G18.00003. The electron's spin and chirality, the source for quantum effects in biology

Presented by: Ron Naaman


Abstract

Sponsoring Units: GSNP Chair: Clarice Aiello Slides: https://drive.google.com/file/d/1ZyyhozSr18MiC4ZMS5dhQgNLN572cuf4 While the charge of the electron is known to play a major role in biological processes, and charge transfer was investigated extensively, it is usually assumed that the electron’s spin does not play any important role.

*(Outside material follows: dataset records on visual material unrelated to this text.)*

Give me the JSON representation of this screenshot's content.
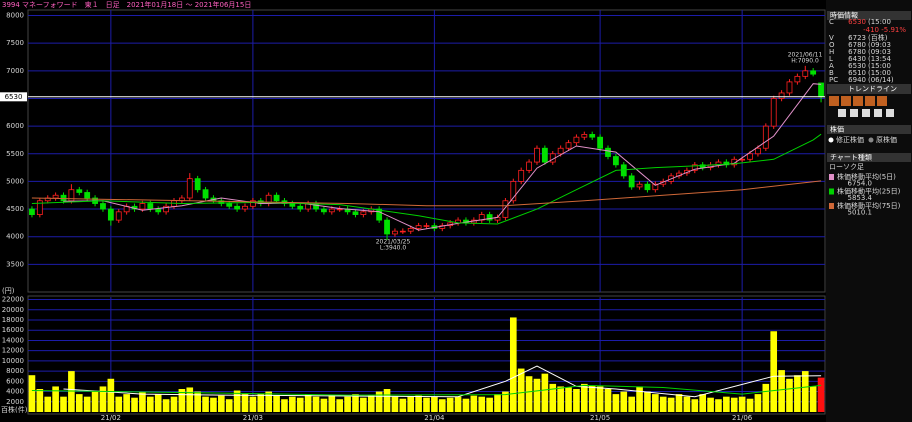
{
  "chart_data": [
    {
      "type": "candlestick",
      "title": "3994 マネーフォワード　東１　日足　2021年01月18日 〜 2021年06月15日",
      "y_unit": "(円)",
      "ylim": [
        3000,
        8100
      ],
      "yticks": [
        3500,
        4000,
        4500,
        5000,
        5500,
        6000,
        6500,
        7000,
        7500,
        8000
      ],
      "grid": true,
      "up_color": "#ff2020",
      "down_color": "#00e000",
      "price_line": 6530,
      "annotations": [
        {
          "date": "2021/06/11",
          "text": "H:7090.0"
        },
        {
          "date": "2021/03/25",
          "text": "L:3940.0"
        }
      ],
      "open": [
        4500,
        4400,
        4650,
        4700,
        4750,
        4650,
        4850,
        4800,
        4700,
        4600,
        4500,
        4300,
        4450,
        4550,
        4500,
        4600,
        4500,
        4450,
        4550,
        4650,
        4700,
        5050,
        4850,
        4700,
        4650,
        4600,
        4550,
        4500,
        4550,
        4650,
        4600,
        4750,
        4650,
        4600,
        4550,
        4500,
        4600,
        4500,
        4450,
        4500,
        4500,
        4450,
        4400,
        4450,
        4500,
        4300,
        4050,
        4100,
        4100,
        4150,
        4200,
        4200,
        4150,
        4200,
        4250,
        4300,
        4250,
        4300,
        4400,
        4300,
        4350,
        4650,
        5000,
        5200,
        5350,
        5600,
        5350,
        5500,
        5600,
        5700,
        5800,
        5850,
        5800,
        5600,
        5450,
        5300,
        5100,
        4900,
        4950,
        4850,
        4950,
        5000,
        5100,
        5150,
        5200,
        5300,
        5250,
        5300,
        5350,
        5300,
        5400,
        5400,
        5500,
        5600,
        6000,
        6500,
        6600,
        6800,
        6900,
        7000,
        6780
      ],
      "high": [
        4550,
        4700,
        4750,
        4800,
        4800,
        4950,
        4900,
        4850,
        4750,
        4650,
        4550,
        4500,
        4600,
        4600,
        4650,
        4650,
        4550,
        4600,
        4700,
        4750,
        5150,
        5100,
        4900,
        4750,
        4700,
        4650,
        4600,
        4600,
        4700,
        4700,
        4800,
        4800,
        4700,
        4650,
        4600,
        4650,
        4650,
        4550,
        4550,
        4550,
        4550,
        4500,
        4500,
        4550,
        4550,
        4350,
        4150,
        4150,
        4200,
        4250,
        4250,
        4250,
        4250,
        4300,
        4350,
        4350,
        4350,
        4450,
        4450,
        4400,
        4700,
        5050,
        5250,
        5400,
        5650,
        5650,
        5550,
        5650,
        5750,
        5850,
        5900,
        5900,
        5850,
        5650,
        5500,
        5350,
        5150,
        5000,
        5000,
        5000,
        5050,
        5150,
        5200,
        5250,
        5350,
        5350,
        5350,
        5400,
        5400,
        5450,
        5450,
        5550,
        5650,
        6050,
        6550,
        6650,
        6850,
        6950,
        7090,
        7050,
        6780
      ],
      "low": [
        4350,
        4350,
        4600,
        4650,
        4600,
        4600,
        4750,
        4650,
        4550,
        4450,
        4200,
        4250,
        4400,
        4450,
        4450,
        4450,
        4400,
        4400,
        4500,
        4600,
        4650,
        4800,
        4650,
        4600,
        4550,
        4500,
        4450,
        4450,
        4500,
        4550,
        4550,
        4600,
        4550,
        4500,
        4450,
        4450,
        4450,
        4400,
        4400,
        4450,
        4400,
        4350,
        4350,
        4400,
        4250,
        3940,
        4000,
        4050,
        4050,
        4100,
        4150,
        4100,
        4100,
        4150,
        4200,
        4200,
        4200,
        4250,
        4250,
        4250,
        4300,
        4600,
        4950,
        5150,
        5300,
        5300,
        5300,
        5450,
        5550,
        5650,
        5750,
        5750,
        5550,
        5400,
        5250,
        5050,
        4850,
        4850,
        4800,
        4800,
        4900,
        4950,
        5050,
        5100,
        5150,
        5200,
        5200,
        5250,
        5250,
        5250,
        5350,
        5350,
        5450,
        5550,
        5950,
        6450,
        6550,
        6750,
        6850,
        6900,
        6430
      ],
      "close": [
        4400,
        4650,
        4700,
        4750,
        4650,
        4850,
        4800,
        4700,
        4600,
        4500,
        4300,
        4450,
        4550,
        4500,
        4600,
        4500,
        4450,
        4550,
        4650,
        4700,
        5050,
        4850,
        4700,
        4650,
        4600,
        4550,
        4500,
        4550,
        4650,
        4600,
        4750,
        4650,
        4600,
        4550,
        4500,
        4600,
        4500,
        4450,
        4500,
        4500,
        4450,
        4400,
        4450,
        4500,
        4300,
        4050,
        4100,
        4100,
        4150,
        4200,
        4200,
        4150,
        4200,
        4250,
        4300,
        4250,
        4300,
        4400,
        4300,
        4350,
        4650,
        5000,
        5200,
        5350,
        5600,
        5350,
        5500,
        5600,
        5700,
        5800,
        5850,
        5800,
        5600,
        5450,
        5300,
        5100,
        4900,
        4950,
        4850,
        4950,
        5000,
        5100,
        5150,
        5200,
        5300,
        5250,
        5300,
        5350,
        5300,
        5400,
        5400,
        5500,
        5600,
        6000,
        6500,
        6600,
        6800,
        6900,
        7000,
        6940,
        6530
      ],
      "series": [
        {
          "name": "株価移動平均(5日)",
          "color": "#e090c8",
          "legend_value": "6754.0",
          "x": [
            4,
            9,
            14,
            19,
            24,
            29,
            34,
            39,
            44,
            49,
            54,
            59,
            64,
            69,
            74,
            79,
            84,
            89,
            94,
            99,
            100
          ],
          "values": [
            4640,
            4650,
            4480,
            4560,
            4700,
            4600,
            4610,
            4510,
            4450,
            4120,
            4240,
            4350,
            5240,
            5640,
            5530,
            4930,
            5220,
            5330,
            5820,
            6768,
            6754
          ]
        },
        {
          "name": "株価移動平均(25日)",
          "color": "#00d000",
          "legend_value": "5853.4",
          "x": [
            0,
            9,
            19,
            29,
            39,
            49,
            54,
            59,
            64,
            69,
            74,
            79,
            84,
            89,
            94,
            99,
            100
          ],
          "values": [
            4600,
            4650,
            4600,
            4620,
            4580,
            4380,
            4250,
            4230,
            4500,
            4850,
            5200,
            5250,
            5280,
            5320,
            5400,
            5750,
            5853.4
          ]
        },
        {
          "name": "株価移動平均(75日)",
          "color": "#d06838",
          "legend_value": "5010.1",
          "x": [
            0,
            20,
            40,
            50,
            60,
            70,
            80,
            90,
            100
          ],
          "values": [
            4700,
            4650,
            4600,
            4560,
            4560,
            4650,
            4750,
            4850,
            5010.1
          ]
        }
      ]
    },
    {
      "type": "bar",
      "y_unit": "百株(件)",
      "ylim": [
        0,
        22500
      ],
      "yticks": [
        2000,
        4000,
        6000,
        8000,
        10000,
        12000,
        14000,
        16000,
        18000,
        20000,
        22000
      ],
      "grid": true,
      "color": "#ffff00",
      "last_color": "#ff1010",
      "categories": [
        null,
        null,
        null,
        null,
        null,
        null,
        null,
        null,
        null,
        null,
        "21/02",
        null,
        null,
        null,
        null,
        null,
        null,
        null,
        null,
        null,
        null,
        null,
        null,
        null,
        null,
        null,
        null,
        null,
        "21/03",
        null,
        null,
        null,
        null,
        null,
        null,
        null,
        null,
        null,
        null,
        null,
        null,
        null,
        null,
        null,
        null,
        null,
        null,
        null,
        null,
        null,
        null,
        "21/04",
        null,
        null,
        null,
        null,
        null,
        null,
        null,
        null,
        null,
        null,
        null,
        null,
        null,
        null,
        null,
        null,
        null,
        null,
        null,
        null,
        "21/05",
        null,
        null,
        null,
        null,
        null,
        null,
        null,
        null,
        null,
        null,
        null,
        null,
        null,
        null,
        null,
        null,
        null,
        "21/06",
        null,
        null,
        null,
        null,
        null,
        null,
        null,
        null,
        null,
        null
      ],
      "values": [
        7200,
        4500,
        3000,
        5000,
        3000,
        8000,
        3500,
        3000,
        4000,
        5000,
        6500,
        3000,
        3500,
        2800,
        4000,
        3000,
        3500,
        2500,
        3000,
        4500,
        4800,
        4000,
        3000,
        2800,
        3200,
        2500,
        4200,
        3500,
        3000,
        3500,
        4000,
        3200,
        2500,
        3000,
        2800,
        3500,
        3000,
        2600,
        3300,
        2500,
        3000,
        3500,
        2800,
        3200,
        4000,
        4500,
        3000,
        2600,
        3000,
        3200,
        2800,
        3000,
        2500,
        2800,
        3000,
        2600,
        3200,
        3000,
        2800,
        3500,
        4000,
        18500,
        8500,
        7000,
        6500,
        7500,
        5500,
        5000,
        4800,
        4500,
        5500,
        5200,
        5000,
        4500,
        3500,
        4000,
        3000,
        5000,
        4000,
        3500,
        3000,
        2800,
        3500,
        3000,
        2500,
        3500,
        2800,
        2500,
        3000,
        2800,
        3000,
        2600,
        3500,
        5500,
        15800,
        8200,
        6500,
        7200,
        8000,
        5000,
        6723
      ],
      "series": [
        {
          "color": "#ffffff",
          "x": [
            4,
            14,
            24,
            34,
            44,
            54,
            60,
            64,
            69,
            74,
            84,
            94,
            100
          ],
          "values": [
            4500,
            3500,
            3300,
            3200,
            3100,
            3000,
            6000,
            9000,
            5000,
            4500,
            3000,
            7000,
            7100
          ]
        },
        {
          "color": "#00d000",
          "x": [
            0,
            20,
            40,
            60,
            70,
            80,
            90,
            100
          ],
          "values": [
            4200,
            3800,
            3300,
            3400,
            5200,
            4800,
            3500,
            5200
          ]
        }
      ]
    }
  ],
  "side_panel": {
    "title": "時価情報",
    "rows": [
      {
        "label": "C",
        "value": "6530",
        "note": "(15:00"
      },
      {
        "label": "V",
        "value": "6723",
        "note": "(百株)"
      },
      {
        "label": "O",
        "value": "6780",
        "note": "(09:03"
      },
      {
        "label": "H",
        "value": "6780",
        "note": "(09:03"
      },
      {
        "label": "L",
        "value": "6430",
        "note": "(13:54"
      },
      {
        "label": "A",
        "value": "6530",
        "note": "(15:00"
      },
      {
        "label": "B",
        "value": "6510",
        "note": "(15:00"
      },
      {
        "label": "PC",
        "value": "6940",
        "note": "(06/14)"
      }
    ],
    "change": "-410 -5.91%",
    "trendline": "トレンドライン",
    "stock_header": "株価",
    "stock_options": [
      "修正株価",
      "原株価"
    ],
    "chart_header": "チャート種類",
    "chart_kind": "ローソク足"
  }
}
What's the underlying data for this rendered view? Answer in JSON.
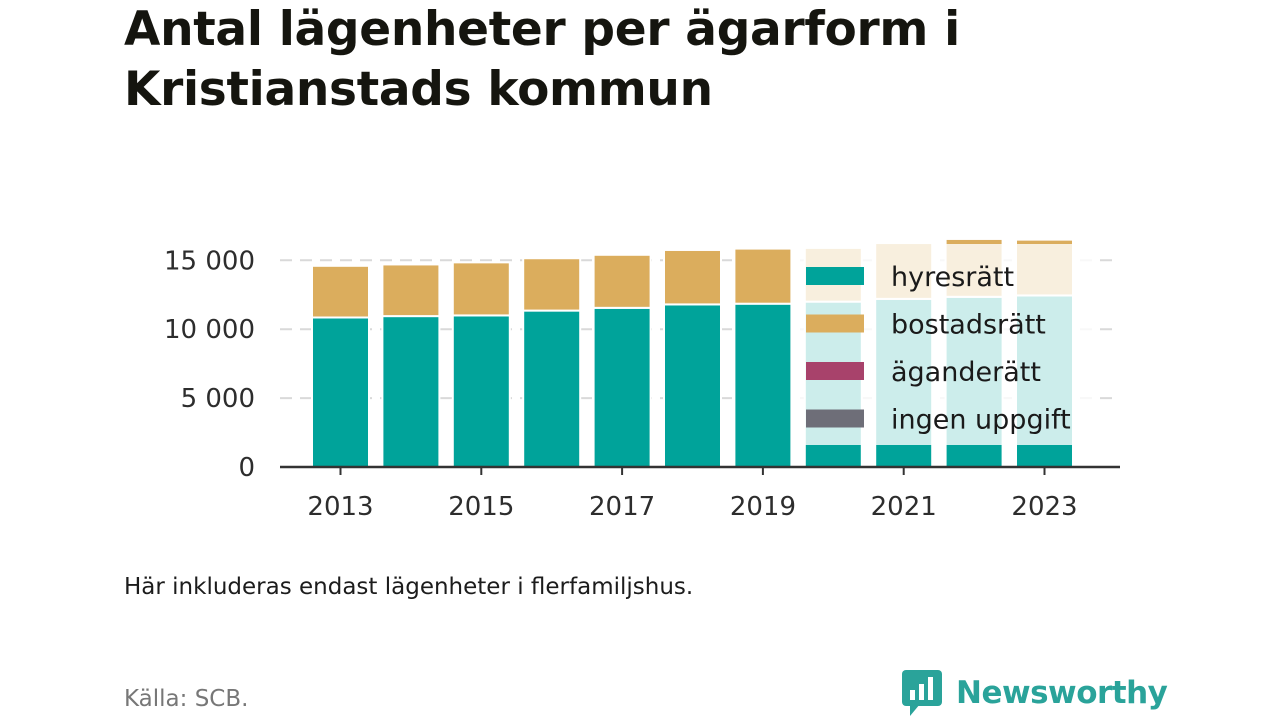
{
  "title": "Antal lägenheter per ägarform i Kristianstads kommun",
  "note": "Här inkluderas endast lägenheter i flerfamiljshus.",
  "source": "Källa: SCB.",
  "brand": "Newsworthy",
  "colors": {
    "hyresratt": "#00a39a",
    "bostadsratt": "#dbad5d",
    "aganderatt": "#a8426b",
    "ingen_uppgift": "#6e6e78",
    "brand": "#2aa39a"
  },
  "chart_data": {
    "type": "bar",
    "stacked": true,
    "categories": [
      "2013",
      "2014",
      "2015",
      "2016",
      "2017",
      "2018",
      "2019",
      "2020",
      "2021",
      "2022",
      "2023"
    ],
    "x_tick_labels": [
      "2013",
      "2015",
      "2017",
      "2019",
      "2021",
      "2023"
    ],
    "y_ticks": [
      0,
      5000,
      10000,
      15000
    ],
    "y_tick_labels": [
      "0",
      "5 000",
      "10 000",
      "15 000"
    ],
    "ylim": [
      0,
      16500
    ],
    "grid": true,
    "legend_position": "right",
    "series": [
      {
        "name": "hyresrätt",
        "color": "#00a39a",
        "values": [
          10850,
          10950,
          11000,
          11350,
          11550,
          11800,
          11850,
          12000,
          12200,
          12350,
          12450
        ]
      },
      {
        "name": "bostadsrätt",
        "color": "#dbad5d",
        "values": [
          3750,
          3750,
          3850,
          3800,
          3850,
          3950,
          4000,
          3900,
          4050,
          4200,
          4050
        ]
      },
      {
        "name": "äganderätt",
        "color": "#a8426b",
        "values": [
          0,
          0,
          0,
          0,
          0,
          0,
          0,
          0,
          0,
          0,
          0
        ]
      },
      {
        "name": "ingen uppgift",
        "color": "#6e6e78",
        "values": [
          0,
          0,
          0,
          0,
          0,
          0,
          0,
          0,
          0,
          0,
          0
        ]
      }
    ]
  }
}
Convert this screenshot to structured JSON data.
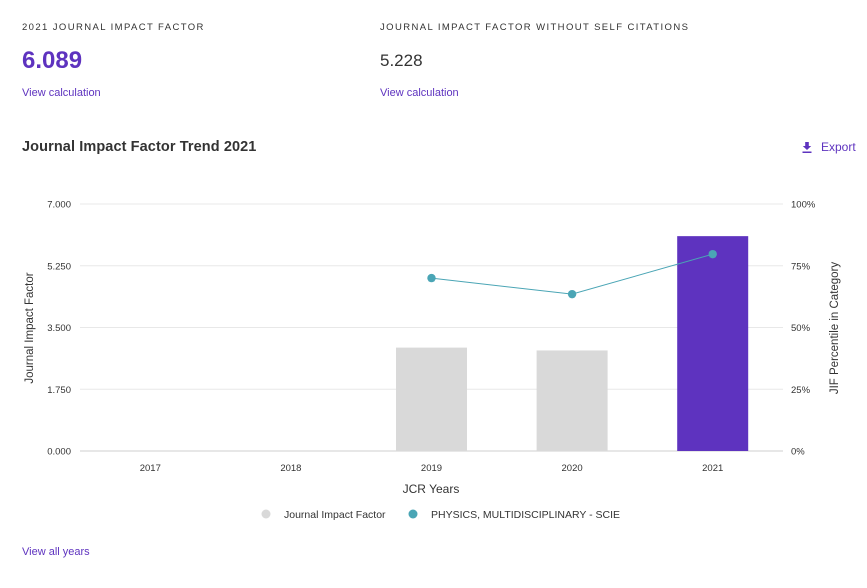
{
  "metrics": {
    "jif": {
      "label": "2021 JOURNAL IMPACT FACTOR",
      "value": "6.089",
      "link": "View calculation"
    },
    "jif_no_self": {
      "label": "JOURNAL IMPACT FACTOR WITHOUT SELF CITATIONS",
      "value": "5.228",
      "link": "View calculation"
    }
  },
  "trend": {
    "title": "Journal Impact Factor Trend 2021",
    "export_label": "Export",
    "export_icon": "download-icon"
  },
  "colors": {
    "accent": "#5e33bf",
    "bar_past": "#d9d9d9",
    "bar_current": "#5e33bf",
    "percentile_line": "#4aa5b5"
  },
  "chart_data": {
    "type": "bar",
    "categories": [
      "2017",
      "2018",
      "2019",
      "2020",
      "2021"
    ],
    "series": [
      {
        "name": "Journal Impact Factor",
        "values": [
          null,
          null,
          2.93,
          2.85,
          6.089
        ],
        "axis": "left"
      },
      {
        "name": "PHYSICS, MULTIDISCIPLINARY - SCIE",
        "type": "line",
        "values": [
          null,
          null,
          70,
          63.5,
          79.7
        ],
        "axis": "right"
      }
    ],
    "xlabel": "JCR Years",
    "ylabel": "Journal Impact Factor",
    "y2label": "JIF Percentile in Category",
    "ylim": [
      0,
      7
    ],
    "y2lim": [
      0,
      100
    ],
    "yticks": [
      "0.000",
      "1.750",
      "3.500",
      "5.250",
      "7.000"
    ],
    "y2ticks": [
      "0%",
      "25%",
      "50%",
      "75%",
      "100%"
    ],
    "grid": true,
    "legend_position": "bottom"
  },
  "footer": {
    "view_all": "View all years"
  }
}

We found that chiral organic molecules can act as spin filters in electron transfer. The new effect, termed Chiral Induced Spin Selectivity (CISS), was found, among others, in bio-molecules and in bio-systems. In nature, very important molecules like proteins and sugars, are chiral. Chiral molecules lack mirror symmetry and they appear in two forms, enantiomers, that are not imposable on each other. Interestingly, all chiral molecules in nature appear basically in one enantiomeric form, while the other form is missing. The issue of the origin of homo chirality in nature is under extensive debate. Independent on its origin, the question is “why evolution preserves chirality ?” Another related question is why electron transfer in Biology occurs through proteins, that are bad conductors, and not through conjugated molecules for example. In other word, an important question is if the chirality in bio-molecule serves specific functions that cannot be fulfilled with achiral molecules. Based on the CISS effect, it will be shown that indeed chirality is essential for many functions in biology and this “topological” property is used by nature at physiological relevant temperatures.